Eppure l’immagine sopra, presa da Wikipedia, è chiara: la Calabria ha lo stesso livello di scolarizzazione del Piemonte e della Lombardia. Dunque la campagna anti-Borbonica dei Savoia di centocinquanta anni fa ha funzionato: la scolarizzazione a livello superiore è aumentata (non parliamo di quella universitaria). L’immagine del Sud dipinta da Verga e da Repaci si sono ribaltate: siamo poveri come lemuri ed abbiamo la testa di un delfino.

È chiaro che il sistema scolastico italiano è abbastanza paritario: quasi chiunque ha la possibilità di andare a scuola, almeno fino alla scuola secondaria superiore, magari con qualche sforzo. Questo non succede altrove, certamente non negli Stati Uniti. Una barriera sostanziale in Italia, però, sta nell’università. Contrariamente a quello che accade all’estero, l’Italia, seppur abbia un sistema di agevolazioni basate sul reddito, non ha borse di studio che garantiscono la sopravvivenza universitaria senza l’aiuto dei genitori. Oltretutto, l’opinione diffusa è che le Università del Sud non sono sufficientemente competitive per il salto di qualità.

Gli autori di quest’articolo hanno avuto la fortuna di avere il supporto di genitori che, con grande sacrificio, ha permesso di studiare ed arrivare al dottorato di ricerca. Guardando indietro, però, cosa ci avrebbe agevolato?

Il tessuto sociale, chiaramente, no: noi eravamo chiumbiniper i nostri coetanei. A distanza di anni, le opinioni sono cambiate, ma quando eravamo già partiti ed ottenuto risultati. Serve il doppio dello sforzo, in questi casi: prima nello studio, poi nel non lasciarsi andare alle esternazioni (di insicurezza) degli altri. Potremmo dire di non aver mai dato molto peso a quest’ultimo aspetto, ma per qualcun altro non potrebbe essere altrettanto facile. Cambiare questa mentalità deve essere il punto di partenza per Palmi, per la Calabria, per il Sud: rendeteci orgogliosi di essere Calabresi. Per Palmi, il punto di partenza potrebbe essere un punto di ritrovo comune dove fare cambiare queste opinioni, con accesso ad internet, libertà di discutere, condividere, ma che non sia un bar: una biblioteca aperta un numero sufficiente di ore, sia al mattino, che al pomeriggio.

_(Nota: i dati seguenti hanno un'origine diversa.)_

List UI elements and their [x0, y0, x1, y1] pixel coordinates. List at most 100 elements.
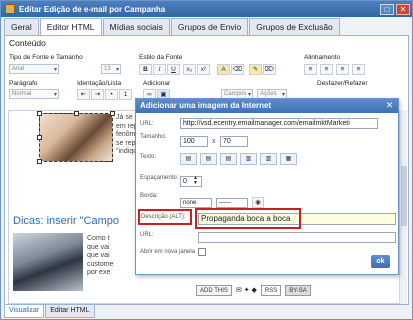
selected-image[interactable]	[37, 111, 115, 164]
subscript-button[interactable]: x₂	[183, 64, 196, 75]
add-label: Adicionar	[143, 80, 171, 87]
align-label: Alinhamento	[304, 54, 341, 61]
style-label: Estilo da Fonte	[139, 54, 183, 61]
size-select-value: 13	[104, 66, 111, 72]
ok-button[interactable]: ok	[371, 255, 390, 268]
share-icons: ✉ ✦ ◆	[235, 287, 257, 294]
align-justify-icon[interactable]: ≡	[352, 64, 365, 75]
number-list-icon[interactable]: 1	[119, 89, 132, 100]
indent-label: Identação/Lista	[77, 80, 122, 87]
border-label: Borda:	[140, 193, 158, 199]
border-style-select[interactable]: none	[180, 198, 212, 208]
campos-select-value: Campos	[224, 91, 247, 97]
dicas-heading: Dicas: inserir "Campo	[13, 215, 119, 227]
paragraph-label: Parágrafo	[9, 80, 38, 87]
border-color-icon[interactable]: ◉	[252, 197, 264, 208]
tab-grupos-envio[interactable]: Grupos de Envio	[170, 18, 249, 35]
no-wrap-icon[interactable]: ▦	[280, 153, 297, 165]
paragraph-select-value: Normal	[12, 91, 32, 97]
align-left-icon[interactable]: ≡	[304, 64, 317, 75]
spinner-icon[interactable]: ▲ ▼	[193, 176, 198, 186]
dialog-title: Adicionar uma imagem da Internet	[140, 101, 272, 110]
app-icon	[5, 4, 15, 14]
text-line: por exe	[87, 269, 111, 276]
tab-grupos-exclusao[interactable]: Grupos de Exclusão	[249, 18, 340, 35]
superscript-button[interactable]: x²	[197, 64, 210, 75]
editor-window: Editar Edição de e-mail por Campanha □ ✕…	[0, 0, 413, 320]
resize-handle[interactable]	[37, 111, 42, 116]
bottom-tabs: Visualizar Editar HTML	[4, 305, 96, 318]
link-url-label: URL:	[140, 232, 154, 238]
scroll-thumb[interactable]	[401, 166, 407, 226]
spacing-label: Espaçamento:	[140, 175, 179, 181]
resize-handle[interactable]	[37, 135, 42, 140]
resize-handle[interactable]	[74, 111, 79, 116]
text-line: Como t	[87, 235, 110, 242]
paragraph-select[interactable]: Normal ▾	[9, 89, 59, 99]
italic-button[interactable]: I	[153, 64, 166, 75]
align-right-icon[interactable]: ≡	[336, 64, 349, 75]
text-label: Texto:	[140, 154, 157, 160]
text-line: que vai	[87, 243, 110, 251]
border-width-select[interactable]: ——	[216, 198, 248, 208]
font-color-icon[interactable]: A	[217, 64, 230, 75]
clear-format-icon[interactable]: ⌫	[231, 64, 244, 75]
editor-scrollbar[interactable]	[399, 110, 407, 304]
link-url-input[interactable]	[198, 232, 396, 243]
align-center-icon[interactable]: ▤	[200, 153, 217, 165]
size-select[interactable]: 13 ▾	[101, 64, 121, 74]
insert-image-dialog: Adicionar uma imagem da Internet ✕ URL: …	[135, 98, 399, 275]
resize-handle[interactable]	[110, 111, 115, 116]
tab-geral[interactable]: Geral	[4, 18, 39, 35]
align-right-icon[interactable]: ▤	[220, 153, 237, 165]
wrap-right-icon[interactable]: ▥	[260, 153, 277, 165]
font-select[interactable]: Arial ▾	[9, 64, 59, 74]
maximize-icon[interactable]: □	[380, 3, 394, 15]
chevron-down-icon: ▾	[53, 67, 57, 73]
border-line-icon: ——	[219, 200, 231, 206]
url-label: URL:	[140, 121, 154, 127]
tab-midias-sociais[interactable]: Mídias sociais	[102, 18, 170, 35]
close-icon[interactable]: ✕	[396, 3, 410, 15]
size-label: Tamanho:	[140, 134, 167, 140]
cc-license-badge: BY-SA	[285, 284, 311, 296]
tab-editar-html[interactable]: Editar HTML	[45, 305, 95, 318]
height-input[interactable]: 70	[220, 136, 248, 147]
footer-badges: ADD THIS ✉ ✦ ◆ RSS BY-SA	[196, 284, 311, 296]
paragraph-2: Como t que vai que vai custome por exe	[87, 235, 113, 278]
text-line: que vai	[87, 252, 110, 259]
eraser-icon[interactable]: ⌦	[263, 64, 276, 75]
align-center-icon[interactable]: ≡	[320, 64, 333, 75]
indent-icon[interactable]: ⇥	[91, 89, 104, 100]
tab-visualizar[interactable]: Visualizar	[4, 305, 45, 318]
resize-handle[interactable]	[37, 159, 42, 164]
chevron-down-icon: ▾	[53, 92, 57, 98]
content-image[interactable]	[13, 233, 83, 291]
alt-label: Descrição (ALT):	[141, 214, 186, 220]
image-url-input[interactable]: http://vsd.ecentry.emailmanager.com/emai…	[180, 118, 378, 129]
spacing-input[interactable]: 0	[180, 176, 202, 187]
main-tabs: Geral Editor HTML Mídias sociais Grupos …	[4, 18, 341, 35]
border-style-value: none	[183, 200, 197, 206]
align-left-icon[interactable]: ▤	[180, 153, 197, 165]
highlight-icon[interactable]: ✎	[249, 64, 262, 75]
close-icon[interactable]: ✕	[384, 100, 395, 111]
chevron-down-icon: ▾	[115, 67, 119, 73]
rss-badge[interactable]: RSS	[260, 284, 282, 296]
tab-editor-html[interactable]: Editor HTML	[39, 18, 102, 35]
bullet-list-icon[interactable]: •	[105, 89, 118, 100]
size-separator: x	[212, 138, 216, 145]
dialog-header: Adicionar uma imagem da Internet ✕	[136, 99, 398, 113]
bold-button[interactable]: B	[139, 64, 152, 75]
width-input[interactable]: 100	[180, 136, 208, 147]
underline-button[interactable]: U	[167, 64, 180, 75]
text-line: custome	[87, 260, 114, 268]
new-window-checkbox[interactable]	[198, 248, 206, 256]
alt-input-highlight	[195, 208, 301, 229]
addthis-badge[interactable]: ADD THIS	[196, 284, 232, 296]
outdent-icon[interactable]: ⇤	[77, 89, 90, 100]
undo-label: Desfazer/Refazer	[317, 80, 368, 87]
wrap-left-icon[interactable]: ▥	[240, 153, 257, 165]
spacing-value: 0	[183, 178, 187, 185]
window-title: Editar Edição de e-mail por Campanha	[19, 4, 166, 14]
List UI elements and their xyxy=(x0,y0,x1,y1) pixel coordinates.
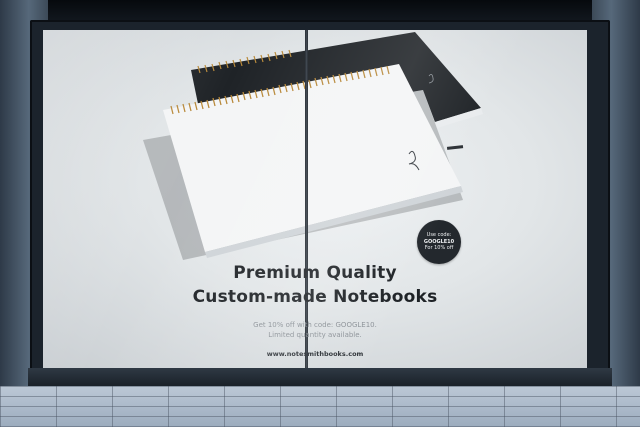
offer-text-line1: Get 10% off with code: GOOGLE10. xyxy=(253,321,377,329)
window-center-mullion xyxy=(305,30,308,368)
promo-code-badge: Use code: GOOGLE10 For 10% off xyxy=(417,220,461,264)
badge-line3: For 10% off xyxy=(424,245,454,252)
website-url: www.notesmithbooks.com xyxy=(266,350,364,358)
sidewalk-pavement xyxy=(0,386,640,427)
offer-text-line2: Limited quantity available. xyxy=(268,331,362,339)
storefront-scene: Use code: GOOGLE10 For 10% off Premium Q… xyxy=(0,0,640,427)
headline-line2: Custom-made Notebooks xyxy=(192,287,438,307)
notebook-label-mark xyxy=(446,145,464,150)
awning-band xyxy=(0,0,640,22)
poster-window: Use code: GOOGLE10 For 10% off Premium Q… xyxy=(43,30,587,368)
headline-line1: Premium Quality xyxy=(233,263,397,283)
window-sill xyxy=(28,368,612,386)
notebooks-illustration xyxy=(143,32,483,260)
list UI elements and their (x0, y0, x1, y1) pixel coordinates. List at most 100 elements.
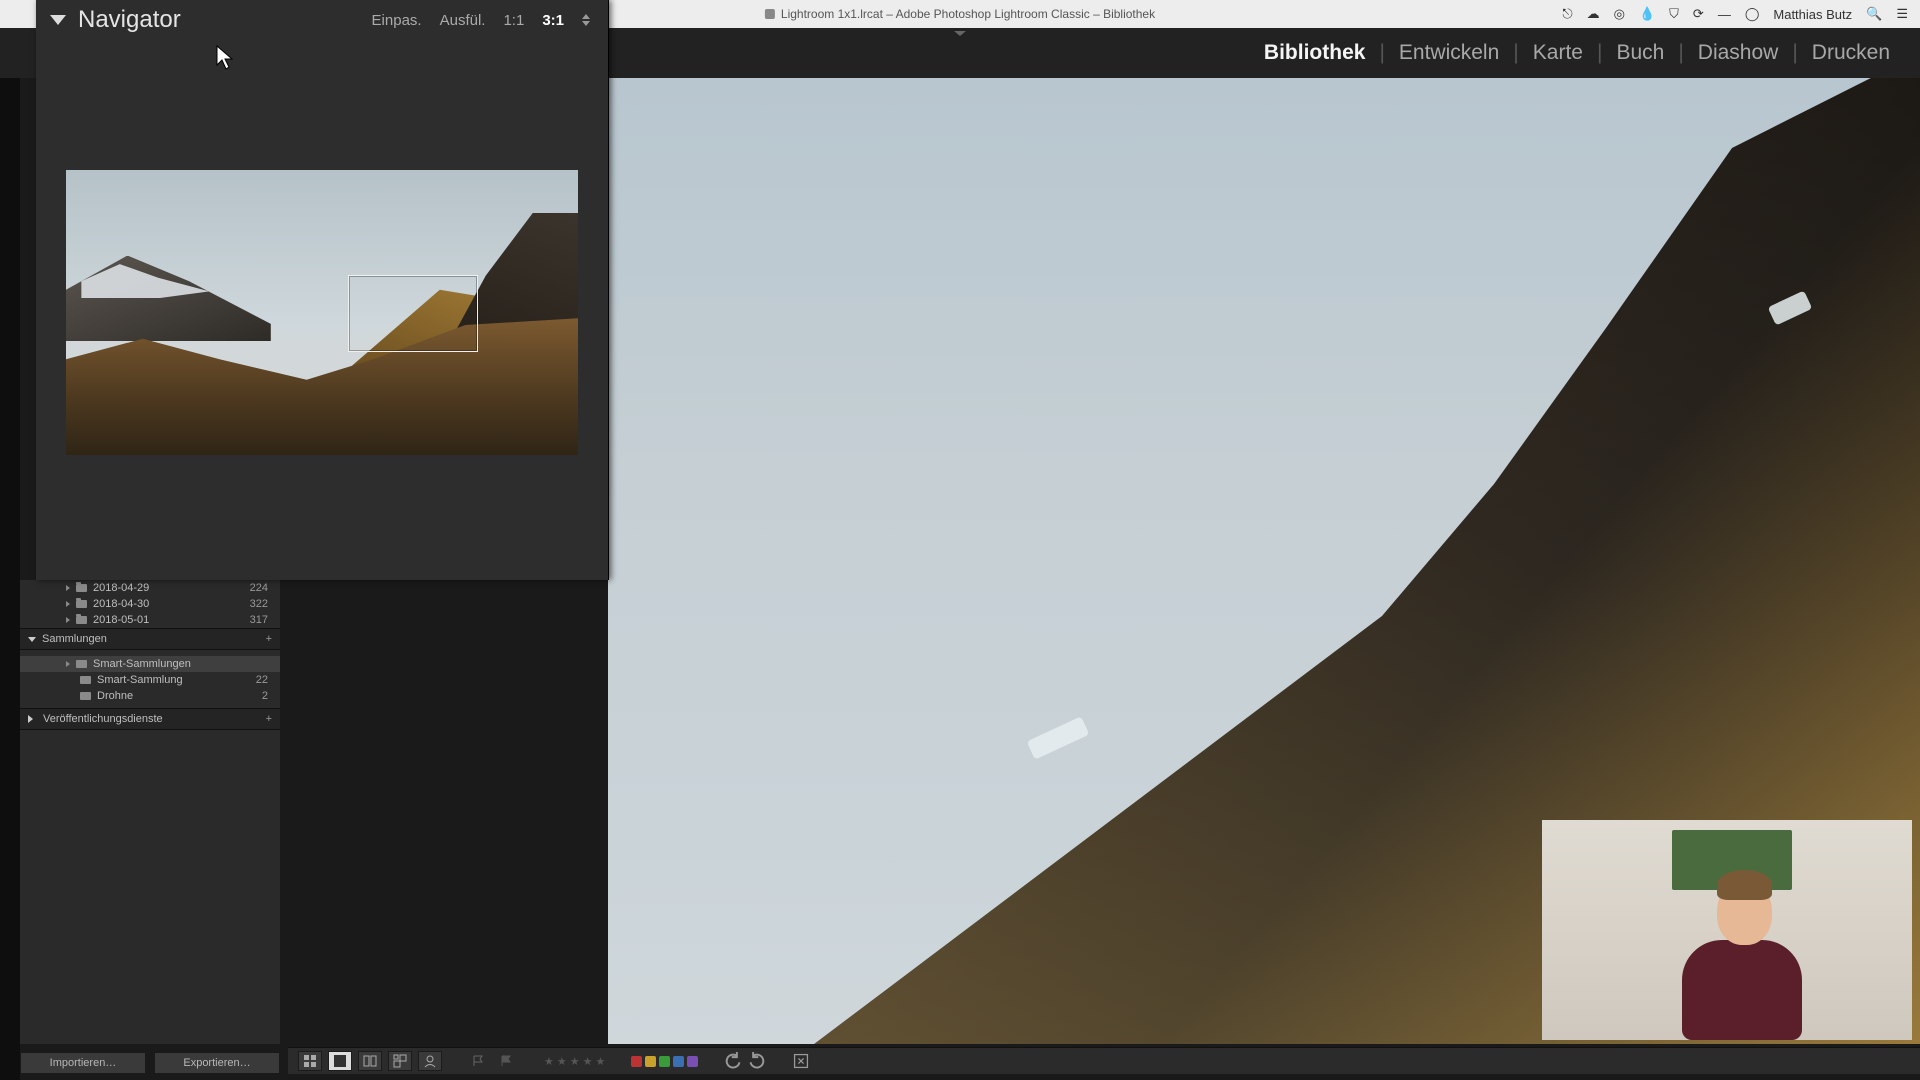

Ma forse è solo questione di tempo. L’evoluzione delle idee e della mentalità è un processo lento. Capirete però che duemila anni sono anche dei tempi un po’ troppo lunghi.

Guardiamo l’esempio della Cina e dell’India: i loro studenti vengono pagati dai loro governi per andare a formarsi all’estero e ritornare in patria. Anche il governo messicano fa la stessa cosa, costringendo i neo-dottorati a periodi forzati in patria di circa 5 anni. Nota positiva: recentemente qualcosa di simile si è visto da noi. L’assessorato alla cultura della regione ha stanziato 2.6 milioni di euro per ricercatori calabresi intenzionati a periodi di scambio all’estero.

In un certo senso il resto d’Italia investe in noi: perché tutti i call-center italiani sono a Catanzaro? Per il prezzo basso della manodopera: 5 euro all’ora. Per il resto d’Italia noi siamo come la Cina per la Apple, che produce l’iPhone a basso costo dall’altra parte del mondo.

Quindi è a questo che il tutto si riduce: un enorme circolo vizioso. “Cervelli” che scappano, la voglia di tornare e l’impossibilità di farlo perché non si vuole realmente investire su di loro, e non solo in termini economici. Ed infine chi rimane intrappolato e costretto a chinarsi supino al resto d’Italia perché carente di mezzi. I nostri giovani sono intrappolati nel sistema: vogliamo chiamarla pederastiaper lasciare impressa quest’immagine nelle menti del lettore e per far capire che è un problema generazionale: una pederastia generazionale.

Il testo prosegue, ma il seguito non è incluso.